Mercado acima da tradição

Como se isso não bastasse, esta será a segunda Copa realizada nos Estados Unidos em pouco mais de três décadas. O país já havia sediado o torneio em 1994.

Uma nação sem tradição histórica relevante no futebol recebendo novamente o maior evento do esporte enquanto países profundamente ligados ao jogo seguem esperando.

A Inglaterra não recebe uma Copa desde 1966. São seis décadas de espera. Sessenta anos sem que a terra que ajudou a criar o futebol possa sediar novamente sua principal competição.

Outras nações com cultura futebolística muito mais intensa também permanecem fora da rota da FIFA, enquanto o Mundial retorna a um país onde o futebol continua disputando espaço com futebol americano, beisebol, basquete e hóquei. O Canadá tampouco ajuda a dissipar essa sensação. É um país respeitado em inúmeros aspectos, mas cuja relevância histórica no futebol mundial é praticamente inexistente. Sua presença na candidatura responde muito mais a critérios geográficos e comerciais do que à tradição esportiva.

A mensagem é difícil de não perceber: tradição vale menos do que mercado consumidor.

E é justamente por isso que o México surge como a grande oportunidade desperdiçada.

O país possui uma das torcidas mais apaixonadas do mundo, estádios históricos, identidade futebolística, experiência organizacional e uma cultura popular profundamente ligada ao esporte.

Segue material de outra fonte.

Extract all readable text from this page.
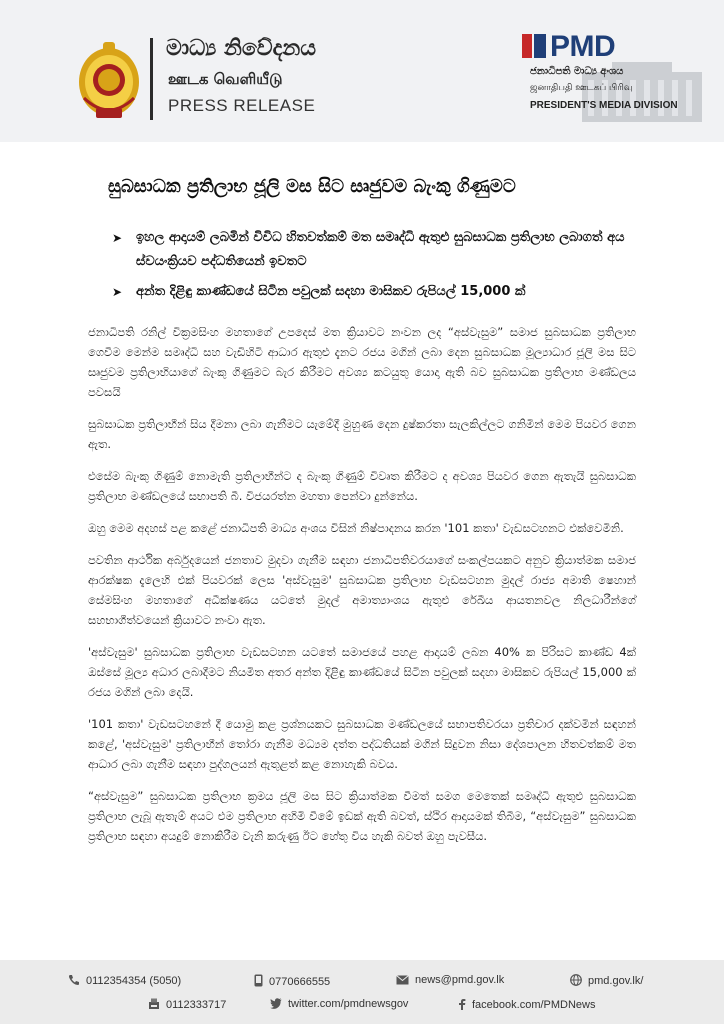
මාධ්‍ය නිවේදනය
ஊடக வெளியீடு
PRESS RELEASE
PMD
ජනාධිපති මාධ්‍ය අංශය
ஜனாதிபதி ஊடகப் பிரிவு
PRESIDENT'S MEDIA DIVISION
සුබසාධක ප්‍රතිලාභ ජූලි මස සිට සෘජුවම බැංකු ගිණුමට
➤ ඉහල ආදායම් ලබමින් විවිධ හිතවත්කම් මත සමෘද්ධි ඇතුළු සුබසාධක ප්‍රතිලාභ ලබාගත් අය ස්වයංක්‍රියව පද්ධතියෙන් ඉවතට
➤ අන්ත දිළිඳු කාණ්ඩයේ සිටින පවුලක් සදහා මාසිකව රුපියල් 15,000 ක්

ජනාධිපති රනිල් වික්‍රමසිංහ මහතාගේ උපදෙස් මත ක්‍රියාවට නංවන ලද “අස්වැසුම” සමාජ සුබසාධක ප්‍රතිලාභ ගෙවීම මෙන්ම සමෘද්ධි සහ වැඩිහිටි ආධාර ඇතුළු දැනට රජය මගින් ලබා දෙන සුබසාධක මූල්‍යාධාර ජූලි මස සිට සෘජුවම ප්‍රතිලාභියාගේ බැංකු ගිණුමට බැර කිරීමට අවශ්‍ය කටයුතු යොදා ඇති බව සුබසාධක ප්‍රතිලාභ මණ්ඩලය පවසයි

සුබසාධක ප්‍රතිලාභීන් සිය දීමනා ලබා ගැනීමට යැමේදී මුහුණ දෙන දුෂ්කරතා සැලකිල්ලට ගනිමින් මෙම පියවර ගෙන ඇත.

එසේම බැංකු ගිණුම් නොමැති ප්‍රතිලාභීන්ට ද බැංකු ගිණුම් විවෘත කිරීමට ද අවශ්‍ය පියවර ගෙන ඇතැයි සුබසාධක ප්‍රතිලාභ මණ්ඩලයේ සභාපති බී. විජයරත්න මහතා පෙන්වා දුන්නේය.

ඔහු මෙම අදහස් පළ කළේ ජනාධිපති මාධ්‍ය අංශය විසින් නිෂ්පාදනය කරන '101 කතා' වැඩසටහනට එක්වෙමිනි.

පවතින ආර්ථික අර්බුදයෙන් ජනතාව මුදවා ගැනීම සඳහා ජනාධිපතිවරයාගේ සංකල්පයකට අනුව ක්‍රියාත්මක සමාජ ආරක්ෂක දැලෙහි එක් පියවරක් ලෙස 'අස්වැසුම' සුබසාධක ප්‍රතිලාභ වැඩසටහන මුදල් රාජ්‍ය අමාති ෂෙහාන් සේමසිංහ මහතාගේ අධීක්ෂණය යටතේ මුදල් අමාත්‍යාංශය ඇතුළු රේඛීය ආයතනවල නිලධාරීන්ගේ සහභාගීත්වයෙන් ක්‍රියාවට නංවා ඇත.

'අස්වැසුම' සුබසාධක ප්‍රතිලාභ වැඩසටහන යටතේ සමාජයේ පහළ ආදායම් ලබන 40% ක පිරිසට කාණ්ඩ 4ක් ඔස්සේ මූල්‍ය අධාර ලබාදීමට නියමිත අතර අන්ත දිළිඳු කාණ්ඩයේ සිටින පවුලක් සදහා මාසිකව රුපියල් 15,000 ක් රජය මගින් ලබා දෙයි.

'101 කතා' වැඩසටහනේ දී යොමු කළ ප්‍රශ්නයකට සුබසාධක මණ්ඩලයේ සභාපතිවරයා ප්‍රතිචාර දක්වමින් සඳහන් කළේ, 'අස්වැසුම' ප්‍රතිලාභීන් තෝරා ගැනීම මධ්‍යම දත්ත පද්ධතියක් මගින් සිදුවන නිසා දේශපාලන හිතවත්කම් මත ආධාර ලබා ගැනීම සඳහා පුද්ගලයන් ඇතුළත් කළ නොහැකි බවය.

“අස්වැසුම” සුබසාධක ප්‍රතිලාභ ක්‍රමය ජූලි මස සිට ක්‍රියාත්මක වීමත් සමග මෙතෙක් සමෘද්ධි ඇතුළු සුබසාධක ප්‍රතිලාභ ලැබූ ඇතැම් අයට එම ප්‍රතිලාභ අහිමි වීමේ ඉඩක් ඇති බවත්, ස්ථිර ආදායමක් තිබීම, “අස්වැසුම” සුබසාධක ප්‍රතිලාභ සඳහා අයදුම් නොකිරීම වැනි කරුණු ඊට හේතු විය හැකි බවත් ඔහු පැවසීය.

0112354354 (5050)	0770666555	news@pmd.gov.lk	pmd.gov.lk/
0112333717	twitter.com/pmdnewsgov	facebook.com/PMDNews
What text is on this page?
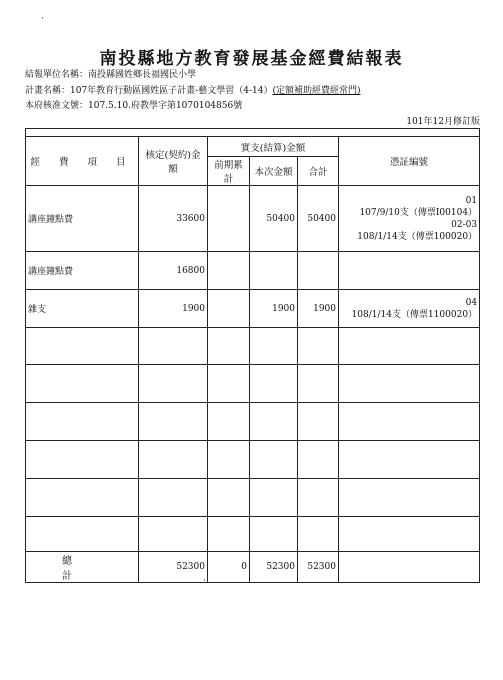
南投縣地方教育發展基金經費結報表
結報單位名稱：南投縣國姓鄉長福國民小學
計畫名稱：107年教育行動區國姓區子計畫-藝文學習（4-14）(定額補助經費經常門)
本府核准文號：107.5.10.府教學字第1070104856號
101年12月修訂版

經 費 項 目	核定(契約)金額	實支(結算)金額			憑証編號
		前期累計	本次金額	合計	
講座鐘點費	33600		50400	50400	01
107/9/10支（傳票I00104）
02-03
108/1/14支（傳票100020）

講座鐘點費	16800				
雜支	1900		1900	1900	04
108/1/14支（傳票1100020）

總 計	52300	0	52300	52300	
·
·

O Estádio Azteca ocupa um lugar quase sagrado na memória coletiva do futebol mundial.

Uma Copa integralmente mexicana talvez não produzisse os mesmos contratos bilionários, nem os mesmos números para patrocinadores, plataformas digitais e conglomerados de mídia. Em compensação, teria algo que esta edição parece perder a cada nova polêmica: identidade.

A FIFA certamente baterá recordes de audiência, faturamento e exposição global. Os patrocinadores ficarão satisfeitos. As plataformas digitais registrarão números históricos. Os contratos de televisão renderão cifras inéditas. Sob a ótica comercial, dificilmente haverá o que lamentar.

A edição de 2026 já está marcada por barreiras migratórias, vistos negados, conflitos internacionais, interesses comerciais e acordos políticos. A escolha da sede, a expansão do torneio e a condução da FIFA reforçam a impressão de que o futebol deixou de ser a razão principal do espetáculo para se tornar apenas uma parte dele.

Talvez surjam grandes jogos e apareçam personagens capazes de fazer o mundo esquecer, ainda que por noventa minutos, todas essas contradições. O futebol tem essa capacidade.

Mas, independentemente do que acontecer dentro de campo, esta Copa já chega marcada por uma pergunta incômoda: quando o maior torneio do planeta passa a servir prioritariamente aos interesses do mercado e das grandes potências, o que resta daquilo que o tornou especial?

Talvez seja justamente essa sensação que levou o dono daquele velho boteco curitibano a desistir dos telões, das bandeiras e da festa.